Fasting. Who came up with that word? It’s anything but fast. Time stretches out very slowly indeed when your only nutritional intake is herbal tea and consomme vegetable soup. That is, literally, all I had between 12.30pm one day and 7.30pm the next evening. But, actually, the hunger wasn’t really the problem. You get used to that alarmingly quickly. The problem was how stupid not eating makes you. And, hey, I had a pretty big headstart on the stupid stakes – just ask the Merano Palace’s IT guy.

Without any food, I found I couldn’t perform the simplest task: I dropped things, I walked into things, I had to ask for clarification of everything about 100 times (usually, it’s only five or six). Where do I go now? What do I do here? How do I breathe again? Weirder still, I realised I was becoming institutionalised because I stopped questioning the one thing I originally had a lot of questions about – the daily detoxifying hydrotherapy session.

They start off nicely enough, with a delicious-smelling whirlpool bath for 20 minutes. After this, you have to shuffle (naked but for a pair of those awful paper panties and a crisp white cotton bedsheet) to another room to be painted with seaweedy mud, wrapped up in a blissfully comforting blanket and left to  “float” on a water bed for a further 20 minutes. Then when you’re in a suitably embryonic and carefree state of relaxation, your white-suited therapist wraps you in another sheet and guides you to a white-tiled room. I swear, the first day I heard  Mrs Rochester-style screams as we walked along the corridor. My therapist chuckled: “You hear that?”  Me hear it? I imagine, in Rome, the state seismologists were getting excited.

My room has green plastic pool matting on the floor and on the far wall, steel hand rails. It’s very, very One Flew Over The Cuckoo’s Nest. You stand, holding the rails, and a water cannon is blasted at you… after four hours I glance at the clock and see one whole minute has passed. It is so painful. Your therapist hoses you down like you’re a particularly filthy farmyard. It would be one thing if this humiliating act were performed by a perky fireman but it’s usually a shotputter of a woman in a plastic poncho. Imagine saying What you do for a living? and hearing. “I hose down fat CEOs and thin supermodels – I had Uma Thurman on her knees the other day. You should have heard Princess Caroline of Monaco bleat.” Priceless. Oh and at the end, you get a quick blast of freezing cold water too. That bit really is just for fun. You know the image above? Either this woman was dropped on her head as a baby or the marketing people have taken some liberties…. Must be the former, poor thing. Apparently, the jets tone your body.

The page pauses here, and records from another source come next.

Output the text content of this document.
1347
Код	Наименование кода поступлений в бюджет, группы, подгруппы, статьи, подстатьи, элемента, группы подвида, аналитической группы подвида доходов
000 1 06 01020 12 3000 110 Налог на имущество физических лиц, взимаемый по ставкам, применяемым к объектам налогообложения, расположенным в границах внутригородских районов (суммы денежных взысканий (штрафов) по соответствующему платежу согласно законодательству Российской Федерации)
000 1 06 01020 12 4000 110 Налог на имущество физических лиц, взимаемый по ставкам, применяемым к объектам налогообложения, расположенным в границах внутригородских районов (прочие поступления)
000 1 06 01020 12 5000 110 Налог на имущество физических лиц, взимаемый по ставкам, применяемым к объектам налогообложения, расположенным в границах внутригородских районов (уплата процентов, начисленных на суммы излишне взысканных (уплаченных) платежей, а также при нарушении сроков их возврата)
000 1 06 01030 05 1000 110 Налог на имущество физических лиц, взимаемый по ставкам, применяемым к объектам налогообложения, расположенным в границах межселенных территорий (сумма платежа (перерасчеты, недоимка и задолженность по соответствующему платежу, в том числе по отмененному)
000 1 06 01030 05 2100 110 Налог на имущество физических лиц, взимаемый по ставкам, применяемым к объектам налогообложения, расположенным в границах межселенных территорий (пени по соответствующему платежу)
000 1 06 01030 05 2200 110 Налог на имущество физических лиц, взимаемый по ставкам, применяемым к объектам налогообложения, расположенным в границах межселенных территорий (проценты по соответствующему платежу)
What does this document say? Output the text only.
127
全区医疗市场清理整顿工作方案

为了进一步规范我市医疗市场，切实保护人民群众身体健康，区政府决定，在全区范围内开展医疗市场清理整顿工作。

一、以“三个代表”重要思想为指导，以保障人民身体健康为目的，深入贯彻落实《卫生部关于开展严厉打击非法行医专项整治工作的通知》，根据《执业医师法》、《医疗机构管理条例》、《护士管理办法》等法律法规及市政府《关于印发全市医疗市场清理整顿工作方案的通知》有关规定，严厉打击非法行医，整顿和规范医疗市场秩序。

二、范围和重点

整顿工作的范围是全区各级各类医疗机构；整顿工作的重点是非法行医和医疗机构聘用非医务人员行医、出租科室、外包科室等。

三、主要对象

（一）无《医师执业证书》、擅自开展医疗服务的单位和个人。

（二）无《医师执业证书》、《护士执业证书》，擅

That to look forward to every day, imagine how you’d spring out of bed. Still, if it hurts, it must be doing you good, right?  And it does make your skin feel incredibly soft. So why the movie image at the top? Well Henri Chenot is the godfather of detox – he really did pioneer the concept… but that’s not actually the reason for the image. I was lucky enough to granted an audience with the great man. When I entered his book-lined office, I thought he looked rather cute and cuddly. Then he started reading my notes. Apart from being tortured like a captured enemy combatant during my daily massage and treated like a student rioter with the daily hydrotherapy, I had also been having various medical tests.

Dr Chenot looked at various charts, frowned. “Did you have a cold recently?” he asked in Italian through his GM-cum-interpreter.

“No. I haven’t had a cold for 20 years,” I said, slightly concerned.

He raised an eyebrow. “Do you smoke heavily?”

“I’ve never had a cigarette in my life,” I said, increasingly alarmed.

He flicked through my file again. Lots of talk in Italian. I think I managed to catch She’s only got days to live but then I remembered I don’t speak a word of Italian so that was probably just paranoia mixed with hunger.

“Have you had a blood test yet?” asked the GM casually.

“Yes, this morning.”

More talk in Italian. “Dr Chenot will see you once our lab has sent back the results.”

I’m consumed with fear. “Am I ill?”

“No, no, nothing like that. Lets wait until tomorrow,” said the GM smoothly.

Dr Chenot said something. I swang round to my translator. “He says you look frightened.”

“That’s because I am frightened.”

Dr Chenot smiled and said soothingly that there was nothing to be worried about. That’s when  I suddenly saw the likeness to Marlon Brando in The Godfather. That smile looked just a tad sinister to a starved spa writer.

So tomorrow, I find out what is wrong with me.